The GC503, is according to Jose, a very important road. It is the only one that effectively crosses the land from SW to NE. It may well be a very important road but it is also exceedingly narrow, exceedingly steep and frankly terrifying in places. Still there is nothing like an adrenaline rush to tell you that you are indeed, still alive and kicking.
How they construct these roads which cling to towering cliffsides over 900m high, I do not know. I always thought Brunel bridge across the Tamar was a marvel of engineering. I am revising my opinion! It is, but road GC503 beats it!
Up through rock barren desolate valleys with small villages and towering lava cliffs either side; up through pine forests which give some relief because they block the view. Blind corners abound; you develop a crick in your neck trying to look up and behind you at the same time to see if anyone is coming down the road above you before you reach that blind double back bend. The car never comes out of second gear; get a corner wrong and it stays in first due to the steep gradient on the bend! At one point, following a fleet of seven van like people carriers, we reached a point in the road where we actually saw all seven up above us, one per switch back. It was awesome and scary at the same time. Seven white mini coaches glued to the cliffside.
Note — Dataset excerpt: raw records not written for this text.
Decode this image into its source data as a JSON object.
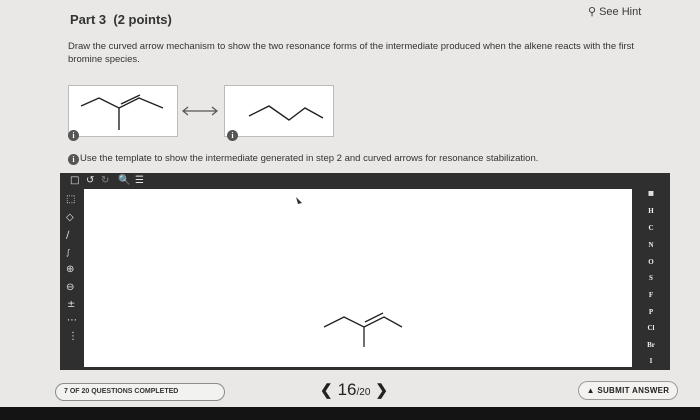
{
  "header": {
    "part_title": "Part 3",
    "points": "(2 points)",
    "hint_label": "See Hint"
  },
  "question": {
    "instructions": "Draw the curved arrow mechanism to show the two resonance forms of the intermediate produced when the alkene reacts with the first bromine species.",
    "template_hint": "Use the template to show the intermediate generated in step 2 and curved arrows for resonance stabilization."
  },
  "editor": {
    "toolbar_icons": [
      "new-icon",
      "undo-icon",
      "redo-icon",
      "zoom-icon",
      "settings-icon"
    ],
    "left_tools": [
      "select-icon",
      "eraser-icon",
      "bond-icon",
      "chain-icon",
      "plus-charge-icon",
      "minus-charge-icon",
      "radical-icon",
      "lone-pair-icon",
      "arrow-icon"
    ],
    "elements": [
      "H",
      "C",
      "N",
      "O",
      "S",
      "F",
      "P",
      "Cl",
      "Br",
      "I"
    ]
  },
  "footer": {
    "progress": "7 OF 20 QUESTIONS COMPLETED",
    "current_page": "16",
    "total_pages": "/20",
    "submit_label": "SUBMIT ANSWER"
  }
}
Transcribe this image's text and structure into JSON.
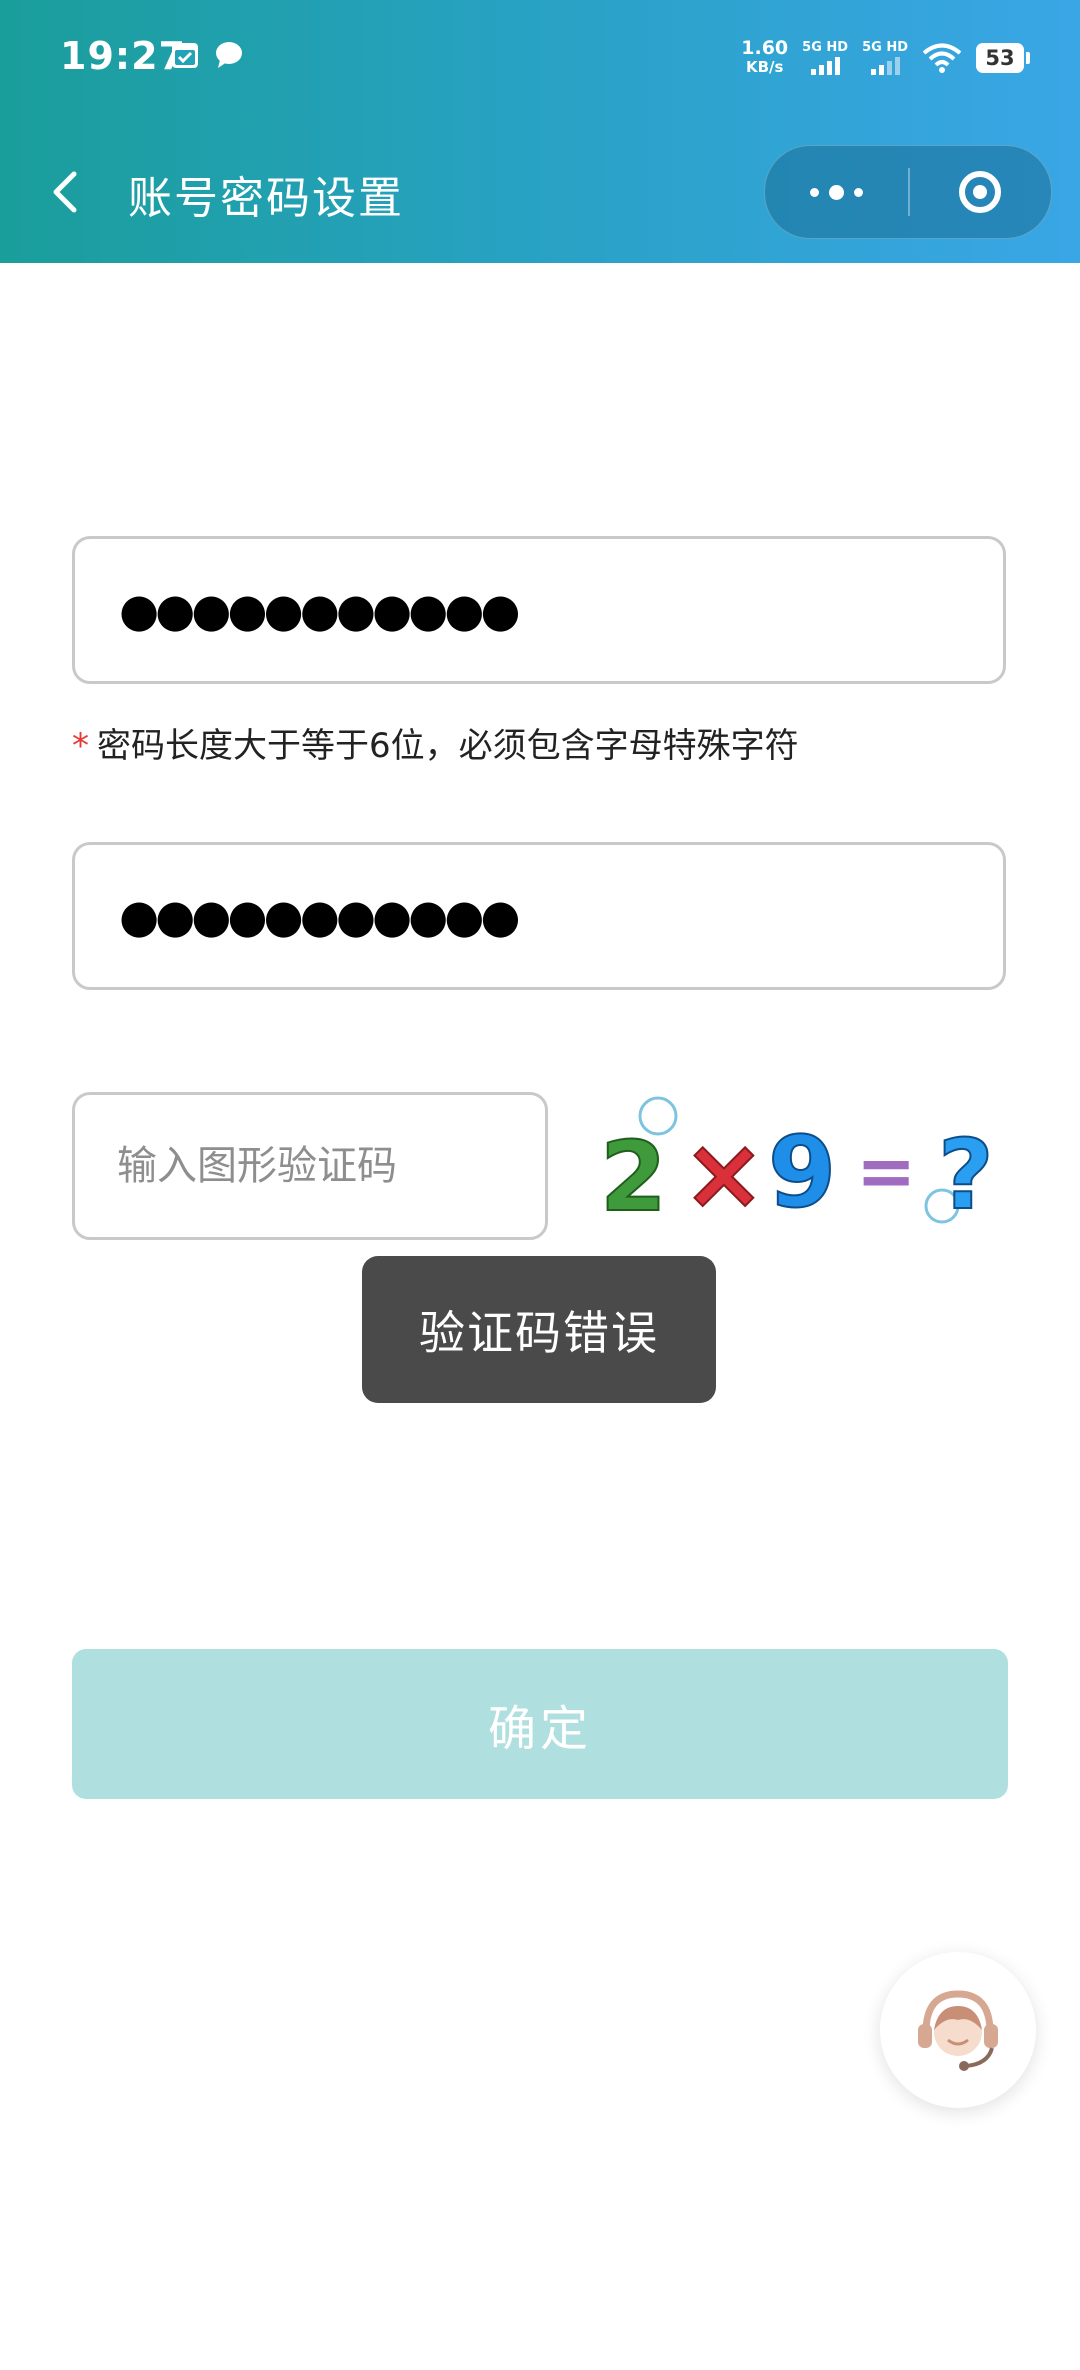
{
  "status_bar": {
    "time": "19:27",
    "net_speed_value": "1.60",
    "net_speed_unit": "KB/s",
    "sim1_label": "5G HD",
    "sim2_label": "5G HD",
    "battery": "53",
    "icons": [
      "calendar-check-icon",
      "chat-bubble-icon",
      "wifi-icon"
    ]
  },
  "nav": {
    "title": "账号密码设置",
    "back_icon": "chevron-left-icon",
    "more_icon": "more-dots-icon",
    "close_icon": "target-circle-icon"
  },
  "form": {
    "password_value": "●●●●●●●●●●●",
    "confirm_password_value": "●●●●●●●●●●●",
    "hint_star": "*",
    "hint_text": "密码长度大于等于6位，必须包含字母特殊字符",
    "captcha_placeholder": "输入图形验证码",
    "captcha_image": {
      "left_operand": "2",
      "operator": "×",
      "right_operand": "9",
      "equals": "=",
      "result": "?"
    },
    "confirm_label": "确定"
  },
  "toast": {
    "message": "验证码错误"
  },
  "floating": {
    "service_icon": "customer-service-headset-icon"
  },
  "colors": {
    "header_start": "#1a9e9b",
    "header_end": "#3aa6e6",
    "confirm_button": "#b0dfe0",
    "hint_star": "#e53935",
    "toast_bg": "#4a4a4a"
  }
}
Our destination was the interior of the island, the town of Acayata and beyond it Roque Nublo. Our intention to circumnavigate it; do some bouldering on some of the smaller buttresses. The views from the top were said to be simply stunning, across the whole island in every direction and on good clear days across to MT. Teide on neighbouring Tenerife.
We climbed; the Citroen Cactus 1.8 strained. But, it held the corners. It held corners like glue and we were somewhat thankful we had opted for the larger vehicle on this occasion, unlike the year before in Sicily when we opted for a 1.1 Toyota Ayia (very good but positively outstripped on the mountains of Sicily).
Through mountain villages perched on cliff buttresses, white washed, red roofed stone houses and narrow streets with the obligatory simple but stunning church and town square; bright flowers bloomed better the higher we went; gardens with date palms and eucalyptus trees for shade. The higher we went, the more smallholdings we saw. On terraces built into the hillside were ccircular open concrete water tanks, their contents a greenish hue; their sides stained with the tide marks of previous water levels. Most of the tanks we saw were only at half capacity, emphasising the drought that seems to be affecting the island.
The path to Roque Nublo is paved. A sort of crazy, flat boulder paving for the first 300m and after that it is rough track. Tiny rivulets flowed down the middle of the paths. Drips fell from pine tree branches, perfuming the fresh mountain air with their delicate fragrance. Underfoot, large pinecones littered the floor along with 6” soft pine needles. Deep russet brown, they gave the whole orange floor a deep orange colour, very stunning against the vivid fresh green of the needles on the trees.
The views up the path as it ascended steeply would have been stunning. Between the orangery coloured trunks could be seen glimpses of valleys 2 or 3 thousand feet below. I say occasionally, for we chose a day when thick cloud seemed to hang everywhere. Think thick murk that graces Scottish and welsh hill tops; think fine drizzle mist which permeates everything. Think howling force 6 winds. And yes, people really were up there in T shirts, shorts and flipflops. You could spot the British, German and Scandinavians. Dressed in full walking or mountain gear appropriate for the conditions. I’d forsaken walking boots for stout walking trainers but flip flops? Seriously? Adventurous spirit or foolhardiness? Take your pick!
As the path became rockier, conditions became slippier underfoot. Everything had a glistening sheen from dampness. At times, trying to walk the narrow paths with their precipitous drops on one side on slippy boulders and rocks, required good hand and foot coordination! I’m sure at one point I was on all fours crawling along but then I had taken a wrong turning and was skirting a 40m high rock buttress on a path a mere 18” wide. I am always amazed how I haven’t lost my head for heights on paths and ridges like this, yet I can’t go to the edge of my hotel balcony without suffering vertigo. Go figure!
The summit of Roque Nublo, is it worth it? Well the flat pitted rocky plateau at the top was a surprise. Didn’t expect that. The views, well in clear weather, I suspect they would be really stunning and worth the trek.
There are several footpath options. I have been immensely impressed with the network of sign posted trekking routes across the island. At Roque Nublo – you can take the easy option and park within 2 km of the summit, but be aware those car parks get immensely crowded. Or you can follow the road further south and park at more remote car parks and walk the lower circumnavigating routes which eventually wind their way to the top; steeper but frankly less crowded and more impressive!